Als mein Sohn in die Pubertät kam, habe ich mich zwischen meinen beruflichen Verpflichtungen, dem Lernen am Abendgymnasium und später dem Studium der Rechts- und Politikwissenschaft aufgerieben. Und als mein Lebensgefährte schwer erkrankte, konnte ich nur die wenigsten meiner Berufspläne umsetzen, weil ich ihn pflegte. Für das Hochschulstudium hatte ich von der Hans-Böckler-Stiftung ein Stipendium. Das Arbeitsamt hat mir später empfohlen, bei meinen Bewerbungen zu verschweigen, dass ich Jura studiert habe. Die Arbeitgeber würden das nicht gerne sehen, weil ich anderen Beschäftigten ihre Rechte als Arbeitnehmer erklären könnte. Ich habe nicht darauf gehört und der DGB Nord in Lübeck hat mich für Schulungen ehrenamtlicher Sozial- und Arbeitsrechtlerinnen beauftragt. Meine juristische Ausbildung war also doch kein Hindernis. Rund zehn Jahre habe ich das gemacht, unter anderem auch in Lübeck, Neubrandenburg und Schwerin. Nach dem Tod meines Lebensgefährten nahm ich weitere Seminare als Bildungsarbeiterin an.

1.000 Berufe, 1.000 verschiedene Betriebsräte

Bei ver.di bin ich in der politischen Bildung zum Thema gerechte Gesellschaft eingestiegen und habe dort nicht nur mein Fachwissen aufgefrischt, sondern auch die Methoden der Erwachsenenbildung kennengelernt und vertieft. Inzwischen arbeite ich für ver.di Bildung und Beratung und für andere Bildungseinrichtungen inner- und außerhalb von ver.di. Gesellschaft, Arbeitsrecht, Soziales, die Themen ändern sich laufend. Und 1.000 Berufe in ver.di, das bedeutet auch 1.000 unterschiedliche Betriebsräte und Gremien und immer wieder neue Gesichter in den Seminaren. Das fordert mich. Oft ist es ein sehr anstrengender, aber auch ein toller und befriedigender Job. In der gewerkschaftlichen Bildungsarbeit werden noch viel mehr Frauen und junge Menschen und überhaupt viel mehr Diversität gebraucht.

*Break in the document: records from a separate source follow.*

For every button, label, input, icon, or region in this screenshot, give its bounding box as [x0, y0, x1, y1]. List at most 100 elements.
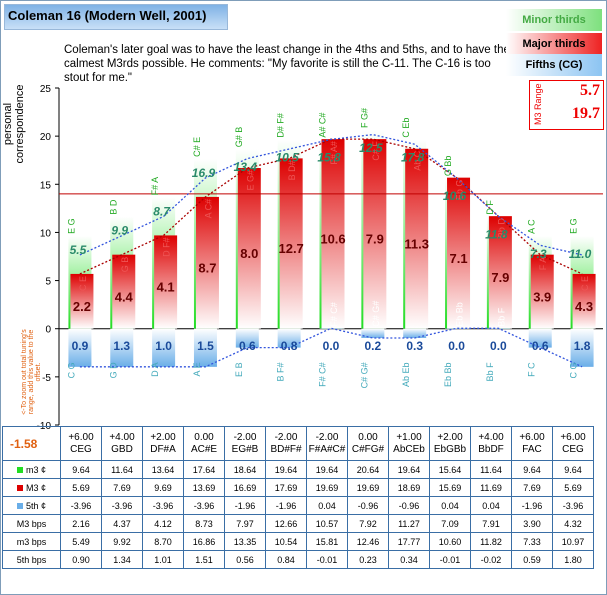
fifth-bps-label: 1.3: [113, 339, 130, 353]
y-axis-label: personal correspondence: [2, 84, 26, 164]
table-row: 5th bps 0.90 1.34 1.01 1.51 0.56 0.84 -0.01 0.23…: [2, 550, 594, 569]
y-tick-label: 5: [45, 277, 51, 288]
offset-note: <-To zoom out total tuning's range, add …: [21, 329, 42, 415]
chord-cell: +2.00 DF#A: [142, 426, 184, 461]
chart-title: Coleman 16 (Modern Well, 2001): [8, 8, 207, 23]
major-bps-label: 7.9: [366, 232, 384, 247]
row-header: 5th ¢: [2, 496, 61, 515]
table-cell: 7.97: [224, 514, 266, 533]
minor-bps-label: 5.5: [70, 243, 87, 257]
table-cell: 13.69: [183, 478, 225, 497]
table-cell: 0.23: [347, 550, 389, 569]
table-cell: 13.35: [224, 532, 266, 551]
fifth-bps-label: 0.0: [490, 339, 507, 353]
fifth-bps-label: 0.3: [406, 339, 423, 353]
table-cell: 3.90: [511, 514, 553, 533]
title-box: [4, 4, 228, 30]
m3-range-high: 19.7: [572, 105, 600, 122]
fifth-bar: [361, 328, 385, 338]
table-cell: 15.69: [429, 478, 471, 497]
table-cell: 20.64: [347, 460, 389, 479]
major-third-bar: [279, 158, 303, 329]
table-cell: 9.92: [101, 532, 143, 551]
fifth-bps-label: 0.8: [281, 339, 298, 353]
table-cell: 8.70: [142, 532, 184, 551]
table-cell: -3.96: [60, 496, 102, 515]
table-cell: -0.96: [347, 496, 389, 515]
y-tick-label: 20: [40, 132, 52, 143]
fifth-bps-label: 0.2: [365, 339, 382, 353]
chord-cell: 0.00 AC#E: [183, 426, 225, 461]
table-cell: 9.64: [60, 460, 102, 479]
table-cell: 0.04: [429, 496, 471, 515]
major-third-label: Ab C: [413, 150, 423, 171]
table-cell: 12.46: [347, 532, 389, 551]
table-cell: 4.37: [101, 514, 143, 533]
minor-bps-label: 7.3: [530, 247, 547, 261]
y-tick-label: 25: [40, 84, 52, 95]
minor-bps-label: 10.6: [443, 189, 467, 203]
minor-third-label: A C: [527, 219, 537, 234]
fifth-note-label: D A: [150, 362, 160, 377]
table-cell: 5.69: [552, 478, 594, 497]
fifth-bps-label: 0.0: [448, 339, 465, 353]
table-row: 5th ¢ -3.96 -3.96 -3.96 -3.96 -1.96 -1.96 0.04-…: [2, 496, 594, 515]
table-cell: 7.09: [429, 514, 471, 533]
fifth-bar: [152, 328, 176, 367]
row-header: m3 ¢: [2, 460, 61, 479]
table-cell: 19.69: [347, 478, 389, 497]
major-third-label: D F#: [162, 237, 172, 257]
inner-note-label: Eb Bb: [455, 302, 465, 327]
table-cell: -0.96: [388, 496, 430, 515]
major-third-bar: [530, 254, 554, 329]
table-cell: 2.16: [60, 514, 102, 533]
chord-cell: +1.00 AbCEb: [388, 426, 430, 461]
fifth-bps-label: 1.8: [574, 339, 591, 353]
table-cell: 11.64: [101, 460, 143, 479]
fifth-bps-label: 0.9: [72, 339, 89, 353]
fifth-note-label: F# C#: [318, 362, 328, 387]
table-cell: 11.82: [470, 532, 512, 551]
fifth-bps-label: 0.6: [532, 339, 549, 353]
chord-cell: +4.00 BbDF: [470, 426, 512, 461]
major-third-bar: [321, 139, 345, 329]
table-cell: 13.64: [142, 460, 184, 479]
minor-bps-label: 9.9: [111, 224, 128, 238]
minor-third-label: G Bb: [443, 156, 453, 177]
major-third-label: C# F: [371, 141, 381, 161]
major-third-bar: [70, 273, 94, 329]
table-cell: 5.49: [60, 532, 102, 551]
fifth-note-label: C# G#: [359, 362, 369, 388]
table-cell: -1.96: [265, 496, 307, 515]
major-third-bar: [195, 196, 219, 329]
row-header: M3 ¢: [2, 478, 61, 497]
minor-bps-label: 11.0: [569, 247, 592, 261]
table-cell: -1.96: [224, 496, 266, 515]
fifth-note-label: F C: [527, 362, 537, 377]
table-cell: 5.69: [60, 478, 102, 497]
minor-bps-label: 13.4: [234, 160, 258, 174]
major-third-label: F A: [538, 257, 548, 271]
row-header: 5th bps: [2, 550, 61, 569]
major-third-bar: [447, 177, 471, 329]
table-row: M3 ¢ 5.69 7.69 9.69 13.69 16.69 17.69 19.69 19.6…: [2, 478, 594, 497]
major-third-label: G B: [120, 257, 130, 273]
table-cell: 17.77: [388, 532, 430, 551]
table-cell: 15.64: [429, 460, 471, 479]
table-cell: 9.69: [142, 478, 184, 497]
table-cell: 10.57: [306, 514, 348, 533]
minor-third-label: D# F#: [276, 113, 286, 138]
y-tick-label: 15: [40, 180, 52, 191]
table-cell: 0.84: [265, 550, 307, 569]
fifth-curve: [79, 327, 583, 368]
table-cell: 0.56: [224, 550, 266, 569]
table-cell: 7.69: [101, 478, 143, 497]
fifth-bps-label: 0.6: [239, 339, 256, 353]
table-cell: 7.33: [511, 532, 553, 551]
table-cell: 0.34: [388, 550, 430, 569]
fifth-note-label: B F#: [276, 362, 286, 381]
y-tick-label: 0: [45, 325, 51, 336]
table-cell: 16.86: [183, 532, 225, 551]
table-cell: -0.01: [306, 550, 348, 569]
table-cell: -3.96: [183, 496, 225, 515]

In der Gruppe der Selbstständigen in ver.di engagiere ich mich für bessere Arbeitsbedingungen für uns. Wir zerreißen uns zwischen Job und unter anderem familiären Pflichten. Ein weiteres Problem ist der gemeinhin geringe Verdienst. Ich kann in Berlin zwar viele Bildungsangebote kostenlos nutzen, doch etliche Selbstständige sind wegen der Miete gezwungen, aufs Land zu ziehen. Sie können sich teure Seminare und Materialien für die eigene Weiterbildung nicht leisten. Da muss noch viel geschehen.